297話・苦手
ナニーさんの放った言葉は、容赦なく私を攻撃し、私の胸に見えない矢が突き刺さったような感じがする。
「あぁ…」
確かにそうですねと言いたげに、エルが私を見てくる。
「えっとその、料理はあまり得意じゃないから、邪魔しちゃ悪いと思って黙ってただけよ…」
その視線に、何か答えておかないといけないと思い、そう答える。
「そ… そうでしたね。お姉様は、確か料理が苦手でしたね…」
「グラディウス、その気持ちよく分かるわ。」
エルはそれに納得し、ラウム様は同意してくれる。
「ふふ…」
それを見てたナニーさんが堪えきれずに笑いだした。
私はジロッとナニーさんを睨み付ける。
「ごめんね、ぐーちゃん。私の言い方が悪かったわ。だから許して頂戴。」
睨み付けられた事に気づいたナニーさんは、自分の顔の前で両手を合わせ、謝ってくる。
「はぁ… 分かりました。許します。」
睨みはしたが、ナニーさんが何を言いたかったのか何となく理解しているし、そこまで怒っている訳ではないので、すぐ許す。

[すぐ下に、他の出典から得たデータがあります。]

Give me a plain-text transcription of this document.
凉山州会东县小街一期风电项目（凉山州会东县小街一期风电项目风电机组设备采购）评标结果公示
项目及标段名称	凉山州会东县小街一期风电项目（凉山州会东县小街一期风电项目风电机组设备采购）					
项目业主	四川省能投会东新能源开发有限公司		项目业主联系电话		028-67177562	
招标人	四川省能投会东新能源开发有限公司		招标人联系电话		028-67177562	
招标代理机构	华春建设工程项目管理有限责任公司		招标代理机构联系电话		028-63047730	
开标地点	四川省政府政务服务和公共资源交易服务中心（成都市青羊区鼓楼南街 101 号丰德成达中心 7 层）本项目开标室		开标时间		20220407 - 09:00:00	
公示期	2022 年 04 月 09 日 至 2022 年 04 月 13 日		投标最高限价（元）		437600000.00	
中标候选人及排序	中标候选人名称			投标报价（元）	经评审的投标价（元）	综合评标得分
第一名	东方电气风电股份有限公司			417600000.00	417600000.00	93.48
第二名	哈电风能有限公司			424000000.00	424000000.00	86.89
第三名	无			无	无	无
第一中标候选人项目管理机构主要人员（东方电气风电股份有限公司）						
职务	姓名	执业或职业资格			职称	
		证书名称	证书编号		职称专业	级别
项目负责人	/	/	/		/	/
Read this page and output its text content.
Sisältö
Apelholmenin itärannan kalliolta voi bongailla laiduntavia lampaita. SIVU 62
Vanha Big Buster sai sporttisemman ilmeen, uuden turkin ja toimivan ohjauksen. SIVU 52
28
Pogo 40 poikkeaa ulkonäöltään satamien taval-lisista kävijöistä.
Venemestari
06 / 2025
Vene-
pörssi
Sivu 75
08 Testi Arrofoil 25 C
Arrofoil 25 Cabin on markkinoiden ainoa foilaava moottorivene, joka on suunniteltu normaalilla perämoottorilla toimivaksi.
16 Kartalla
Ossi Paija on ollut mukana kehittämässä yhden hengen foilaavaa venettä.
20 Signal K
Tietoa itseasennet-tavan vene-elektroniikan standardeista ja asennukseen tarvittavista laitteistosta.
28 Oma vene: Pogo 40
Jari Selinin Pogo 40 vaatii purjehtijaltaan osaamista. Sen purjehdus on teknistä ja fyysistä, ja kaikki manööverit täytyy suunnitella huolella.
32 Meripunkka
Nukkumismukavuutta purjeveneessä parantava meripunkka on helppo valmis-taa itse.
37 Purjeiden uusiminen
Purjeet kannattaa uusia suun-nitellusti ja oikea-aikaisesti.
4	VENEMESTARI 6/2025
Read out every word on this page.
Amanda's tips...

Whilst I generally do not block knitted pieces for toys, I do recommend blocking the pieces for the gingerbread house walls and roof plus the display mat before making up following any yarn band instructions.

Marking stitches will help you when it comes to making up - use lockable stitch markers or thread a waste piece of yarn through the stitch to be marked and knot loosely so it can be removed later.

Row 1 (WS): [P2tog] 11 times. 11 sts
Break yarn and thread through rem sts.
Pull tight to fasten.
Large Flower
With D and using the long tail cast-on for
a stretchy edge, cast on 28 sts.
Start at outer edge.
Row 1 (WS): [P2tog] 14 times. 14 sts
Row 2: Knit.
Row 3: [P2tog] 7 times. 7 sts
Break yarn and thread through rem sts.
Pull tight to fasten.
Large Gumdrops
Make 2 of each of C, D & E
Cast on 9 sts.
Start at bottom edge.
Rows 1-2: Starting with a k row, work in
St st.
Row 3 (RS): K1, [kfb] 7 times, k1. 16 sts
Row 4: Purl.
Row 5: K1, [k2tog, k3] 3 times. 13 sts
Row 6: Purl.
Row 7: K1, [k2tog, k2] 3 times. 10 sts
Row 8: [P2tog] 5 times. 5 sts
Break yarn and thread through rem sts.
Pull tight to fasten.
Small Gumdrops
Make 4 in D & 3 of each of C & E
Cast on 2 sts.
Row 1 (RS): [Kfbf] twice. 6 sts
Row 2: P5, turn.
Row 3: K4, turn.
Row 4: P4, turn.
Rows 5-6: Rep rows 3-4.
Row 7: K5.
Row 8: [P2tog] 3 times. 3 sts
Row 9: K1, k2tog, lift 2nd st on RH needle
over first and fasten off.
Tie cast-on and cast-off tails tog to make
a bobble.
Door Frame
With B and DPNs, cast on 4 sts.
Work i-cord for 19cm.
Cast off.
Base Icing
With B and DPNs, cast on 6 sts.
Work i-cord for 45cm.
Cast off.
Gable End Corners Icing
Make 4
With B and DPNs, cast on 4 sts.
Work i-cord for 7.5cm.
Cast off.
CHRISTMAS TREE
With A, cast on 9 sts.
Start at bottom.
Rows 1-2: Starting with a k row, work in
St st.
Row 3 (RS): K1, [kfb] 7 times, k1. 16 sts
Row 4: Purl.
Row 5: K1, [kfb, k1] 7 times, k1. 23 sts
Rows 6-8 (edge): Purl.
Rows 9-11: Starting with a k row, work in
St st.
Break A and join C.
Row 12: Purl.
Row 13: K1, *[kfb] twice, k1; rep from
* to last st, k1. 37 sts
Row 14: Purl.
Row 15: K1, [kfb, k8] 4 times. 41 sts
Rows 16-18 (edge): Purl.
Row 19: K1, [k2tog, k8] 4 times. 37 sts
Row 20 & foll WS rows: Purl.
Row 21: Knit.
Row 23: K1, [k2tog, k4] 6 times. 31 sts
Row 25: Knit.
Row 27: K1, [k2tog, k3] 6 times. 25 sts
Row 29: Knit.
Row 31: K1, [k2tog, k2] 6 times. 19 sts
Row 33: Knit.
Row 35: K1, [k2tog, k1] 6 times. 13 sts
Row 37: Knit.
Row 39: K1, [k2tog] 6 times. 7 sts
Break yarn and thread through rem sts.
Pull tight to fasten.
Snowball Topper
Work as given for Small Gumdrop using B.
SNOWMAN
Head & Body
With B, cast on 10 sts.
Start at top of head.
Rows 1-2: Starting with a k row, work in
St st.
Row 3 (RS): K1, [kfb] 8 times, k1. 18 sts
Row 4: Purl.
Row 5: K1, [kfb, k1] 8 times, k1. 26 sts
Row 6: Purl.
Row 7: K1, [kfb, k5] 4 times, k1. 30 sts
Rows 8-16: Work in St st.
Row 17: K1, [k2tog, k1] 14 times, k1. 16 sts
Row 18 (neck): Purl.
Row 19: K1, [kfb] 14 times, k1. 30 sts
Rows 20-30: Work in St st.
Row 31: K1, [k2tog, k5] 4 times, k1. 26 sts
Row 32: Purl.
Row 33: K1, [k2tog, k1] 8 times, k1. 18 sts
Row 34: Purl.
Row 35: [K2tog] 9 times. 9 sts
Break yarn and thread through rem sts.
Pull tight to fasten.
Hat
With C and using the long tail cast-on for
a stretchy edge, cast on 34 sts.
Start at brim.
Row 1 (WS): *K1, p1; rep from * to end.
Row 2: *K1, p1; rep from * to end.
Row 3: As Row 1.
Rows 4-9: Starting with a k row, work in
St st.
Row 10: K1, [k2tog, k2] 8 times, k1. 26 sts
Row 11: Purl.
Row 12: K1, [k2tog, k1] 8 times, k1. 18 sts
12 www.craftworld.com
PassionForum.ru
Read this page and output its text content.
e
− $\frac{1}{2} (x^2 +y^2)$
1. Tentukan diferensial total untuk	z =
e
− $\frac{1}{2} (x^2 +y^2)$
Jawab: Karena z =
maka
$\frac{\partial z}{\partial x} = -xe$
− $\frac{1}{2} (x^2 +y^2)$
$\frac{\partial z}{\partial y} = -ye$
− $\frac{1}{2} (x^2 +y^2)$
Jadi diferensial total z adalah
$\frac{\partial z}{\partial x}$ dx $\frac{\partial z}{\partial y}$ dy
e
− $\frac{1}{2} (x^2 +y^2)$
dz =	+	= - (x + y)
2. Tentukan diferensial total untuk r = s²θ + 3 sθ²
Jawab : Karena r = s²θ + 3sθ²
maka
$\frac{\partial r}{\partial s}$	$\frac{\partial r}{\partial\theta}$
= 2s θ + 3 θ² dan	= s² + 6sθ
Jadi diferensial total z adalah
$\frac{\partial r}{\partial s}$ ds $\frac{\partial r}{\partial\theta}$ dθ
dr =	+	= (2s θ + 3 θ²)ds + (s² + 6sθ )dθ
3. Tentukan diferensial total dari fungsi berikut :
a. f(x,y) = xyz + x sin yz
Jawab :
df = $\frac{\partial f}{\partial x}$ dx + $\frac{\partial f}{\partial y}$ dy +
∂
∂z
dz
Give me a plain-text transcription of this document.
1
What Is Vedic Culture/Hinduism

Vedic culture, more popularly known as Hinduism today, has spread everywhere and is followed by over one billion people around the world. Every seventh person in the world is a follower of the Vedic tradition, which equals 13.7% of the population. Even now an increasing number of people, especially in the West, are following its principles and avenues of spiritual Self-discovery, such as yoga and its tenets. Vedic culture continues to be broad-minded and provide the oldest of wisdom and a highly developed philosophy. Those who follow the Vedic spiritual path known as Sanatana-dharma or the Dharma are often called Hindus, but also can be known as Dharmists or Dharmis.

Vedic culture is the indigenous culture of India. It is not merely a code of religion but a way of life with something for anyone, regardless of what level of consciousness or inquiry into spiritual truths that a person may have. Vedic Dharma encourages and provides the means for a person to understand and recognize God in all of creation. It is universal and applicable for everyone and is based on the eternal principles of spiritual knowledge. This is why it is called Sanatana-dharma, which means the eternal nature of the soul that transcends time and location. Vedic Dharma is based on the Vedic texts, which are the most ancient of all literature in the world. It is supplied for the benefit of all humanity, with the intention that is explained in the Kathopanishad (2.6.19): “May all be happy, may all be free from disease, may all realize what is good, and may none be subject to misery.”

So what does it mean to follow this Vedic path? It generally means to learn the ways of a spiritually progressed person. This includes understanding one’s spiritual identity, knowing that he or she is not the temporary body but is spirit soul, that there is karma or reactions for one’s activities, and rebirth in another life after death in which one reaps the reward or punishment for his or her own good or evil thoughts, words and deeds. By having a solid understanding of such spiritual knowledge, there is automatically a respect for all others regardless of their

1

「ありがとう、ぐーちゃん。じゃあ、私たちは行くから、えっちゃんは、本当に気にしないでゆっくりしててね頂戴ね。」
「はい、分かりました。では、お言葉に甘えさせて貰います。」
「えぇ、そうして頂戴。じゃあ、アリー行きましょうか。」
「畏まりました。」
ナニーさんは、そのままアリーを連れて部屋を出ていった。
「なら私たちは、もう少し話をしていましょうか。」
「そうですね。では何の話をしましょうか。」
「そうね… なら、これなんてどうかしら。あれはね…」
その後、3人で会話を楽しんだ。
◆
話が一区切りした所で、
「えっちゃん。そろそろ準備が終わるから、そっちの片付けをお願い。」
ナニー先生が、戻ってきてお姉様にそう頼まれる。
「はい、分かりました。」
お姉様は、言われた通り、私たちの飲んでいたカップを片付けようとする。
「あ、お手伝いします。」
だからそれを手伝おうとするのだが、
「あ、ちょっと待ってエル。ここは、私が手伝うよ。片付けくらいなら私でも出きるからね。」
ラウムに止められ、そのまま持っていた自分のカップを取られてしまう。
「あ、えっと…」
やる事がなくなり、どうしようかと思った時に、
「ならエルは、ノーリ君を呼びに行ってくれない?」
お姉様からそう頼まれる。
「お任せて下さい!! すぐ行ってきますので、後片付けは宜しくお願いします!!」
私は、片付けをお2人に任せてから、ノーリさんが寝ているお部屋への急ぎ向かう。